Thousands of sun “twins” spotted by a space telescope could shed new light on how our star came to host at least one life-friendly world — and a big stellar migration was involved.
Researchers used data from the now-retired Gaia space telescope, a European Space Agency observatory that charted the movements of millions of stars in high definition from 2014 to 2025. The telescope yielded 6,594 stellar “twins” — stars with similar ages, temperatures, compositions and surface gravities as the sun — about 30 times more than previous surveys had found.
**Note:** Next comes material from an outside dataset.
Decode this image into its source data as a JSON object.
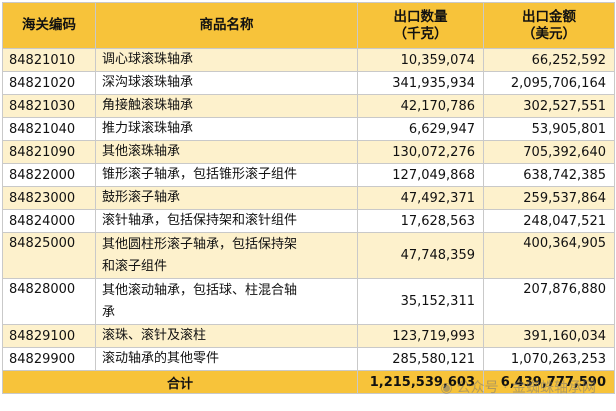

Moreover, most of these sibling stars were spotted in our sun’s nearby neighborhood. Collectively, the samples tell of a mass movement of stars out of the galaxy’s crowded center over billions of years.
Article continues below
“By studying a large population of these solar twins, we found evidence suggesting that many solar twins of the same age migrated through the Milky Way around the same time as the sun, giving us new clues about when and how the sun moved from its birthplace to its current location,” Daisuke Taniguchi, an assistant professor at Tokyo Metropolitan University who co-led the team with Takuji Tsujimoto from the National Astronomical Observatory of Japan, told Live Science in an email.
Migration of the stars
Taniguchi led one of the studies published Thursday (March 12) in the journal Astronomy & Astrophysics and co-authored the other. Together, the studies propose that when the central “bar” of stars and gas in the Milky Way formed, this process both enhanced star formation and sent a number of stars into other regions of the galaxy. This formation and “migration,” as the researchers called it, also included the sun.
“We propose that the formation of the Milky Way’s central bar enhanced star formation and also triggered large-scale migration, leading to the formation and outward migration of the sun—and many solar twins,” Taniguchi said.
Previous studies had noted that, based on its composition, the sun must have moved by at least a few thousand light-years out of the galaxy’s center. But the issue is that the bar in the Milky Way serves as a “barrier” to stars moving so far away, some models show. The solution to this issue is to propose that the barrier formed only after all of the stars left the region, the scientists suggested.
“This scenario, if correct, could also provide new constraints on the epoch of the galactic bar formation,” Taniguchi said. The researchers suggested that our galaxy’s central bar took shape about 4 billion to 6 billion years ago. (The sun itself is roughly 4.5 billion years old, which puts it squarely within that time frame.)
Taniguchi pointed out that in the center of the Milky Way, supernovas and other kinds of “energetic events” tend to occur more frequently than in other regions — in part due to the extreme population density of stars there. This would make the inner parts of the galaxy potentially hostile to life. And that has implications for how life arose on Earth, as well as potentially other planets in the galaxy.
“If the sun migrated outward relatively soon after its birth, as our study suggests, the solar system may have spent most of its history in the quieter outer disk,” Taniguchi said. “In other words, the sun may not have arrived in a life-friendly environment purely by chance, but rather as a consequence of the formation of the galactic bar.”